Our results show that TTC can be easily integrated into the bilayer, thus enhancing its bending around the gA channel due to higher membrane affinity, resulting in a higher curvature structural stability and lower curvature elasticity. The reduction in $\Delta {\mathrm{G}}_{\mathrm{def}}$ is affected not only by how many amphiphiles are integrated into the membrane but also by how much they stabilize the curvature depending on their structure [28]. When gA forms a dimer, the surrounding lipid bilayer bends to form a dense inner layer and a thicker outer layer. Therefore, if the inserted molecule has a more positive cone shape, gA is more stabilized. Moreover, the stabilization of lipid curvature around the gA dimer by LAs is determined by their structural characteristics and membrane affinity. It is assumed that LDC has a more positive cone shape than TTC, which stabilizes the positive curvature [9]. However, LDC has a shorter aromatic ring, which reduces the membrane affinity compared to that of TTC; thus, TTC showed more effects than LDC in the gA experiment.
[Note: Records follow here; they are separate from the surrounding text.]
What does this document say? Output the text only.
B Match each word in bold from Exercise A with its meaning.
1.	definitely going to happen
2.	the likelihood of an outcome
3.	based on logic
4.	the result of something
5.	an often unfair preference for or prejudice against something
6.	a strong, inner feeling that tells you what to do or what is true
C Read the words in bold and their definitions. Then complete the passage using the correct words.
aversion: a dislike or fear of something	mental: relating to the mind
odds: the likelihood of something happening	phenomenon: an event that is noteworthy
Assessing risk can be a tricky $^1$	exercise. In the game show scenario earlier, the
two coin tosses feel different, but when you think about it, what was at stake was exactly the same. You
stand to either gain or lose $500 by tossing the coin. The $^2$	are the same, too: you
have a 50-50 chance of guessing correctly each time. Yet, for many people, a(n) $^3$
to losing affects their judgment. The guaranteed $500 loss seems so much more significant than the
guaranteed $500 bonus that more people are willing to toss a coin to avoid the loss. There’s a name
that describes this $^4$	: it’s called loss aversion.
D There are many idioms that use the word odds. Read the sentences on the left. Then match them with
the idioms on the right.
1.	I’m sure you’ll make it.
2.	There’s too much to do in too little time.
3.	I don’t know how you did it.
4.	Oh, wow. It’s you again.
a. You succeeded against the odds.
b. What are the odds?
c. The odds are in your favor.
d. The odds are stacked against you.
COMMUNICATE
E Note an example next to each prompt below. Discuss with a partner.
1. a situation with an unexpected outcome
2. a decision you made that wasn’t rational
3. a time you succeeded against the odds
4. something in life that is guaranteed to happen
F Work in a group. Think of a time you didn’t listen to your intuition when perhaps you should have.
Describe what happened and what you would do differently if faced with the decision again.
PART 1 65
As a result, the higher IC50 value of LDC in the LDH experiment can be attributed to structural factors, while LDC has low membrane affinity.

Table 1. Summaries of the LAs concentration employed in IC50 and EC50 analysis, and normalized gA dimer lifetime measurement at 10 mM of LAs.

Local Anesthetics	IC50 LDH Assay	IC50 CCK Assay	EC 50 PDA Assay	Normalized gA Dimer Lifetime at 10 mM
Lidocaine	545.97 ± 0.02 μM	613.77 ± 0.08 μM	11.25 ± 0.64 mM	3.66 ± 0.82
Tetracaine	219.36 ± 0.01 μM	161.37 ± 0.05 μM	2.11 ± 0.31 mM	6.85 ± 1.53

summarizes the concentrations of LAs used for different assays (IC50, EC50) and normalized gA lifetime. When LDC and TTC are present at the same concentration in the membrane, LDC causes membrane instability and induces curvature of the membrane more effectively than TTC due to their structural differences. Due to its very low affinity, however, LDC shows lower cell toxicity than TTC because the affinity of the molecules is a more dominant factor than their structural effect.

4. Conclusions

In this study, we observed that LAs could perturb cell membranes based on their IC50 value using the LDH assay and CCK-8 assay for CCD-1064sk cells. The factors of LAs that affect the membrane were further confirmed by using a model cell membrane. Through a colorimetric assay, we found that membrane affinity is the most prominent factor that alters the physical properties of membranes. Furthermore, electrophysiological analysis was performed to verify the membrane affinity and structural effects using a model membrane protein. We found that membrane affinity plays a more crucial role in altering cell membrane characteristics than does the structural conformation of the compounds. TTC has a longer hydrocarbon tail than LDC, which increases its hydrophobicity and membrane affinity and hence leads to higher solubility in the membrane. On the other hand, LDC with a short hydrocarbon tail gives a more positive intrinsic curvature of the membrane but partitions into the membrane less, which decreases its structural stability. In short, our results show that the membrane affinity is more dominant than the steric effect when LAs interact with cell membranes. Accordingly, this result helps to understand the mechanism of side effects of LAs, such as cardiotoxic effects [1], and can be used to develop new alternative LAs to minimize side effects.